Offer the young people of the city a vocational/trade high school (not unlike a magnet school) that would acknowledge the fact that not all kids are book learners; some are hands on learners, some are destined for a trade (welding, automotive, CAD/CAM engineering, computers, electronics, HVAC, home construction), and some are simply born artistic and thrive when they can apply that focus. Applied English and Math studies in such schools relate directly to the trade/curriculum being pursued. Most vocational schools develop culinary programs and some manage restaurants for real-life experience. Montpelier has six acclaimed restaurants run by culinary arts students. Young people leaving such programs up north get good jobs because they graduate with practicals skills; many go on to technical colleges as well. But those who don’t get jobs. To not have vocational training available at the high school level is unconscionable and fails a percentage of young people who are left behind by traditional programs. And those training young people could fill jobs here instead of leaving.

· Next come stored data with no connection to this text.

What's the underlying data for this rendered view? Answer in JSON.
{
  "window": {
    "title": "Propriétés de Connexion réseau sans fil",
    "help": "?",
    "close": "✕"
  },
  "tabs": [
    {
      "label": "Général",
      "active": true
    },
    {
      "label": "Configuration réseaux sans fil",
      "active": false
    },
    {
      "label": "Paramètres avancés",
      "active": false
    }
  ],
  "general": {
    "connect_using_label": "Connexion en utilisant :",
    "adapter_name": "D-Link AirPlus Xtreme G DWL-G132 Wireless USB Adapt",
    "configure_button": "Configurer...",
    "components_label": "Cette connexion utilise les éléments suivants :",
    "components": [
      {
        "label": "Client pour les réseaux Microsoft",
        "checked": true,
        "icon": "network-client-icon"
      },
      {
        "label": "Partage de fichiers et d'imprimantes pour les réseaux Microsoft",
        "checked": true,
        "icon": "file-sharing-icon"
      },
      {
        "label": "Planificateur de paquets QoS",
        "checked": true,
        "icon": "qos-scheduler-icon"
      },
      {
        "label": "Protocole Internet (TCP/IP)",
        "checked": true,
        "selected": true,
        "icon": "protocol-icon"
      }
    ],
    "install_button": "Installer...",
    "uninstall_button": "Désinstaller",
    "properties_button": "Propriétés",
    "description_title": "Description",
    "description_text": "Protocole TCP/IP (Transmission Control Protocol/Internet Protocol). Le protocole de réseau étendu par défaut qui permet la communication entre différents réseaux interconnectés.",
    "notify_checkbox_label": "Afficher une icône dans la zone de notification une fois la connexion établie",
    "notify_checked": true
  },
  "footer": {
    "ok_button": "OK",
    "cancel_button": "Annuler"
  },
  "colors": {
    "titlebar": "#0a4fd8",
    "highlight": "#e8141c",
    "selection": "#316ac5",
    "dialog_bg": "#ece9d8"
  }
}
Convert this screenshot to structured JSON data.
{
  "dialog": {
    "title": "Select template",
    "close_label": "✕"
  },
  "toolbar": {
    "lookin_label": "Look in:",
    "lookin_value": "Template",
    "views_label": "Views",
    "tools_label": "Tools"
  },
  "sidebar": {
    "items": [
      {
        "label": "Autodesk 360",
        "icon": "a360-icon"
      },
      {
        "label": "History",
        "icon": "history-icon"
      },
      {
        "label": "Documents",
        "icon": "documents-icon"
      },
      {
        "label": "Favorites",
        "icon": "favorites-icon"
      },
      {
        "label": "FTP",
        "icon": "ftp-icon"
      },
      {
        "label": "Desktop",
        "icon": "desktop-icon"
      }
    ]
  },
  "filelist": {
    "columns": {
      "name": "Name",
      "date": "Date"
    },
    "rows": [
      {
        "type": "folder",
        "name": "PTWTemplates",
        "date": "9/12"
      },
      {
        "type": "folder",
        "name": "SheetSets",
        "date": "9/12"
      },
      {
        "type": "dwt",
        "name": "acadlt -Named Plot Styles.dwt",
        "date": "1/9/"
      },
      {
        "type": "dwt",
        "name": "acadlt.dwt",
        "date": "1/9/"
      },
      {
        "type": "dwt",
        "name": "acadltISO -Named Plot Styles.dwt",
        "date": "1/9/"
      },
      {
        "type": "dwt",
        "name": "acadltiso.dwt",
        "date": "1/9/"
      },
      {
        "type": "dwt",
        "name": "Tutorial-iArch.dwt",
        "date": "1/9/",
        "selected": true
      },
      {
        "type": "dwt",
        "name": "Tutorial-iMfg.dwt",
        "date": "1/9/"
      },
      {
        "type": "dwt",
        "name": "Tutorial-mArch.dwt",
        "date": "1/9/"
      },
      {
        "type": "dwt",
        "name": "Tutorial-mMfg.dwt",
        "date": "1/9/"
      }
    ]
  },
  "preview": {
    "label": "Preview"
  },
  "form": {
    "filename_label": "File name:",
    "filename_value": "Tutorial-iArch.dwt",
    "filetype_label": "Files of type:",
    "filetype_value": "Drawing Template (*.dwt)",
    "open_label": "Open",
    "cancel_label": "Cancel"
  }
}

Offer sidewalks. Sidewalks and benches everywhere. And fill those small, still empty spaces with mini-parks. A former mayor of Holyoke, Massachusetts, said, and I paraphrase here, I’d rather see a park, a patch of green grass and a bench, than a vacant, boarded up building, an empty lot, even an empty corner, full of rubble. He city was ghost town of abandoned buildings and empty lots; using a major grant he demolished crumbling buildings, cleaned up debris and planted grass, improving neighborhood safety and providing a clean blank canvas for future developers.

Offer the Riverfront a chance bloom; the Riverfront is completely underutilized and suffers from its physical disconnect with the heart of downtown. Two points of interest with nothing in between. Beyond Riverfest, and Rivers and Spires, the Riverfront Park could be the site of summer band concerts, arts and crafts fairs, food or “taste” festivals showcasing good restaurants, outdoor children’s theater in the summer, fundraising “duck races,” model boat races…the options are endless.

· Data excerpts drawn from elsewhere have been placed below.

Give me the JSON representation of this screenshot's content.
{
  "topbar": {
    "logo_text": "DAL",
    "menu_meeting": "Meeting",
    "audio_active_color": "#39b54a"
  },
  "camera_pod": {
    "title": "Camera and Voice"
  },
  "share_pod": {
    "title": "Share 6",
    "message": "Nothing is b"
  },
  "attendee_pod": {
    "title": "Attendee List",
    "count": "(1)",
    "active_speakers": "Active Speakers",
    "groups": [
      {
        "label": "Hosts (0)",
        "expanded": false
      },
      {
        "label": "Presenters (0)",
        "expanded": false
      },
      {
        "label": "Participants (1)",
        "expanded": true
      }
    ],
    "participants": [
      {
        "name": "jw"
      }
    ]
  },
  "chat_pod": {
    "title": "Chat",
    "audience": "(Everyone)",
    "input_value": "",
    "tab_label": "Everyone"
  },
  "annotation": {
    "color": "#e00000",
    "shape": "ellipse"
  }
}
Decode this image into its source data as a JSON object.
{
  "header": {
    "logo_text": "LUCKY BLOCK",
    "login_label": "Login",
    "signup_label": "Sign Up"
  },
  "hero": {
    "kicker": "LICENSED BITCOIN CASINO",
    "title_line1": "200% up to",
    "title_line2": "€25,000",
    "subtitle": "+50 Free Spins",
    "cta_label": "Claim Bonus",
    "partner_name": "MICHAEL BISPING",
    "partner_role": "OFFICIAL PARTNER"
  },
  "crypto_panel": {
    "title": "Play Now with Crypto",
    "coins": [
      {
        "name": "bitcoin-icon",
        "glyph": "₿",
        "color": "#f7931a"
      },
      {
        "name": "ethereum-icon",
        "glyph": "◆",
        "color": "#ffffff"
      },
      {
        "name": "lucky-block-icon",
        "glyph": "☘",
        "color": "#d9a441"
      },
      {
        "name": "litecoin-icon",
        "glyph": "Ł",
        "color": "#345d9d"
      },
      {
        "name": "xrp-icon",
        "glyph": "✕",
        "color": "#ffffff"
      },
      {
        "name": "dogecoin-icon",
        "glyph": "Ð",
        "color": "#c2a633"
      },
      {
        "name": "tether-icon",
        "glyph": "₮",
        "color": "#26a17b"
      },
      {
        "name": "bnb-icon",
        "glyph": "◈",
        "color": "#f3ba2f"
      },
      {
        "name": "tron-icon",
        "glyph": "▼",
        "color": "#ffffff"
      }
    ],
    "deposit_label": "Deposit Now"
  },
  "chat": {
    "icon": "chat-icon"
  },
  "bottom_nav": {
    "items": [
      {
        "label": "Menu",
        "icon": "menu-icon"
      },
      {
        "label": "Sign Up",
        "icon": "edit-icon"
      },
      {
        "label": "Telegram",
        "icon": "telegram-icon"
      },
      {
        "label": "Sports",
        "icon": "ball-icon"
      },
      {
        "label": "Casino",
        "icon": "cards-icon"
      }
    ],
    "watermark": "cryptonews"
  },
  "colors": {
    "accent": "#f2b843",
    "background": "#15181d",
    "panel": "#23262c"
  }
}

Offer revitalized housing downtown, a mix of new construction and refurbishing old buildings, bringing people back into the heart of the city.

I see the first wisps of change happening. I want to see more.

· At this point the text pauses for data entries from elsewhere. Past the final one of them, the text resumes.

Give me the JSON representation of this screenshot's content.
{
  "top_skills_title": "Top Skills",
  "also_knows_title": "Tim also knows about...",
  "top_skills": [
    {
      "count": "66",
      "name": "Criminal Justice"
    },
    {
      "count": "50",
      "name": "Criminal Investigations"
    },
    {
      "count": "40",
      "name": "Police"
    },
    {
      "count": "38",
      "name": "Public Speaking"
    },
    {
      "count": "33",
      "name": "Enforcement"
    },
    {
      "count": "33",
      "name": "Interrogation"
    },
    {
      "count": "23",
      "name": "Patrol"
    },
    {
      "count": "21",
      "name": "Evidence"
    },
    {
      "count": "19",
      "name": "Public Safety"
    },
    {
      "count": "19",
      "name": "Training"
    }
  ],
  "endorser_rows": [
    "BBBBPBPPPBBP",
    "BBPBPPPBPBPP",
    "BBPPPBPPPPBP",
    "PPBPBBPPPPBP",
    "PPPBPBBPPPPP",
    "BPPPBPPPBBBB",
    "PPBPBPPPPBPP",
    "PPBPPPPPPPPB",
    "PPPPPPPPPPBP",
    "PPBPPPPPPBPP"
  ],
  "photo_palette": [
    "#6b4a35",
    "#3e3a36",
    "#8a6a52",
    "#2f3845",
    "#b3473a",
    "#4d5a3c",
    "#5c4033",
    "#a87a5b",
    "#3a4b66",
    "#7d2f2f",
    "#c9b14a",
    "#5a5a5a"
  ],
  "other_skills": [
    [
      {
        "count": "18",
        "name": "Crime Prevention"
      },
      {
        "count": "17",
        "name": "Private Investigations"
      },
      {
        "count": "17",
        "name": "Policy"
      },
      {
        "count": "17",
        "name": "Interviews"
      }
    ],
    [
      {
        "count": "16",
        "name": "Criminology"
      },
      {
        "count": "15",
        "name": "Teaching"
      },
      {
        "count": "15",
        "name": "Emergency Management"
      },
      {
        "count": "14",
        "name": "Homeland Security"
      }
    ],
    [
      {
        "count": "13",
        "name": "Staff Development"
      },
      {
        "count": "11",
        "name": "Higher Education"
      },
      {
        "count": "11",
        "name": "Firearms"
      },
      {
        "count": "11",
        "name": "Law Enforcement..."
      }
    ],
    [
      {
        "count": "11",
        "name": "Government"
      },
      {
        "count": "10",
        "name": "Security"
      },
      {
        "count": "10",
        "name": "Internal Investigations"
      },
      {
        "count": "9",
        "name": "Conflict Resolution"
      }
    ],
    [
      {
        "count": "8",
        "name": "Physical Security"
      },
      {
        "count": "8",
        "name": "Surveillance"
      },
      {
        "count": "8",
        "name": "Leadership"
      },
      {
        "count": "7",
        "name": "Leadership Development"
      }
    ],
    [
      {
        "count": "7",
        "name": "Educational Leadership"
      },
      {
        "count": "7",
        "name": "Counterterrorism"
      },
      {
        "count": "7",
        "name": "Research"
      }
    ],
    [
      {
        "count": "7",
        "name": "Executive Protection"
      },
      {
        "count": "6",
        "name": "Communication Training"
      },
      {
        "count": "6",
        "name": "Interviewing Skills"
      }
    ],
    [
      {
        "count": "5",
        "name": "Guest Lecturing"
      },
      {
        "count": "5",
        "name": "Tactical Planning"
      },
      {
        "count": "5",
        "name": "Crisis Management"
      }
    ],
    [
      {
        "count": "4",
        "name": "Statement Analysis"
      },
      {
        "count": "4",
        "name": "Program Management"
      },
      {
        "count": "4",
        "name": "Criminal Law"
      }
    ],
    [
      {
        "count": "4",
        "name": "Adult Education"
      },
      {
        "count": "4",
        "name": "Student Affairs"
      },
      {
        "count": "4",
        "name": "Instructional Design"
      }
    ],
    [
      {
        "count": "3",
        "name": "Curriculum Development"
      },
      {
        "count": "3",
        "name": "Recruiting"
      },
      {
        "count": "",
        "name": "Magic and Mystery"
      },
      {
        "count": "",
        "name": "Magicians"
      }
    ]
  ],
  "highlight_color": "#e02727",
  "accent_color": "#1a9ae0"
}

The reality of redevelopment, or revitalization, is a balancing act: it is keeping the essence, the character and history of a community alive, while moving small and large business, industries and a social and cultural core forward, accepting that simply because of the time span involved, adjustments will happen all along the way, and the way will take at least twenty years to come full cycle, even if it starts now.

I love the area I grew up in; I also watched it fall into disrepair and decay, which was, by the way, another twenty-year process. Its rebirth was something miraculous to witness: a slow evolution to something different, but definitely something good. I want to see that process happen in Clarksville. For whether I stay here, or move on to other places, the people who live here, and their children and grandchildren, will be the beneficiaries of the decisions our city leaders are making now.